Re: Chapter Word Length

janet reid wrote:

Something to consider is the attention span of the average reader. In an ideal word, it shouldn't and wouldn't matter, but with things going the way they are (I might be showing my age here!), I think long chapters will become more and more a disadvantage/problem. I struggle to read for long periods of time on a screen compared to the paper version, but it may just be me. And, like everything else, there will be exceptions, so my comment is only meant in a general kind of way.

Personally ... I try to keep my chapters around the 2300-2500 mark and use scene breaks liberally.

Good number of words. And, if you do have long chapters, give some time breaks for good stopping places.

Re: Chapter Word Length

There is no formula. It depends on what you are writing. The novel I am currently presenting for review on TNBW, Concentric Circles, has 77 chapters. Most are brief and stick to one point each. My first published book of nonfiction had 5 chapters, each of about 12,000 words. The design was five stories. Each had sub-chapters.

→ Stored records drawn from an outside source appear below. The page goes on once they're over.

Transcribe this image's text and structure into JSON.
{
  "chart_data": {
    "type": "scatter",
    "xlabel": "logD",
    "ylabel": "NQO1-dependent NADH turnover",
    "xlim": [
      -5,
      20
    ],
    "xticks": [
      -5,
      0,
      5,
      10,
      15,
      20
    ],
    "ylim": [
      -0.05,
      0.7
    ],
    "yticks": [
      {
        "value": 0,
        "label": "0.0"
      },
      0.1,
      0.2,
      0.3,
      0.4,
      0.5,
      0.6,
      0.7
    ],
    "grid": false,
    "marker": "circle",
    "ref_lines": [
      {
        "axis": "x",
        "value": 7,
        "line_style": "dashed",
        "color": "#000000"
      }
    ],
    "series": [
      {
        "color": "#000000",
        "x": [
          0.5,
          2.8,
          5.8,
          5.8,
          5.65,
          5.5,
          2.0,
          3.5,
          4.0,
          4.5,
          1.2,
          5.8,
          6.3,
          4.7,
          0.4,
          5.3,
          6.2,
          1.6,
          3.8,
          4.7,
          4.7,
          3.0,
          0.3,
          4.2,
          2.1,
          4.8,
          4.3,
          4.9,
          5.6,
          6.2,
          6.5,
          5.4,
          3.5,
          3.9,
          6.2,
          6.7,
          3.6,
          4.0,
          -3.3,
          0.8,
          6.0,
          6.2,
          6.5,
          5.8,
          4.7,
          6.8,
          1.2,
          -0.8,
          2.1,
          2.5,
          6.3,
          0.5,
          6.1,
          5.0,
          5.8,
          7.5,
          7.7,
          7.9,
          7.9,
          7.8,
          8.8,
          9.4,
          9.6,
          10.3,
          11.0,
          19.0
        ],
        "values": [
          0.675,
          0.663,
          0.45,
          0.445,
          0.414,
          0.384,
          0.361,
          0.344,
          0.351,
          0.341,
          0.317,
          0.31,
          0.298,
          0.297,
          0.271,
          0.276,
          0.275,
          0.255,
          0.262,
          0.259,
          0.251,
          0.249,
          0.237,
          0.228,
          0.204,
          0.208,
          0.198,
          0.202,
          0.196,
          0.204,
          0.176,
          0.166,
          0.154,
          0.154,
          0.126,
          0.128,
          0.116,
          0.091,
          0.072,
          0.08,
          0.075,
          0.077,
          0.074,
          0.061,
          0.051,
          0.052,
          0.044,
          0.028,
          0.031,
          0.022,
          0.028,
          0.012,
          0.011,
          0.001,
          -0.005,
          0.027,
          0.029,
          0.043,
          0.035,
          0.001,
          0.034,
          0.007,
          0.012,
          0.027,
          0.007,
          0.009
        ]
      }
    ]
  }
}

The approach I used in this present work was what I call a "single scene" chapter. Each scene is complete to the point where I want to take the character before moving on to something else. The end ties all the characters together. Each chapter is a vignette in the life of that character. Even though I use third-person narration, the chapter is through the eyes of that character although there is one main protagonist holding the central role to hold the story together.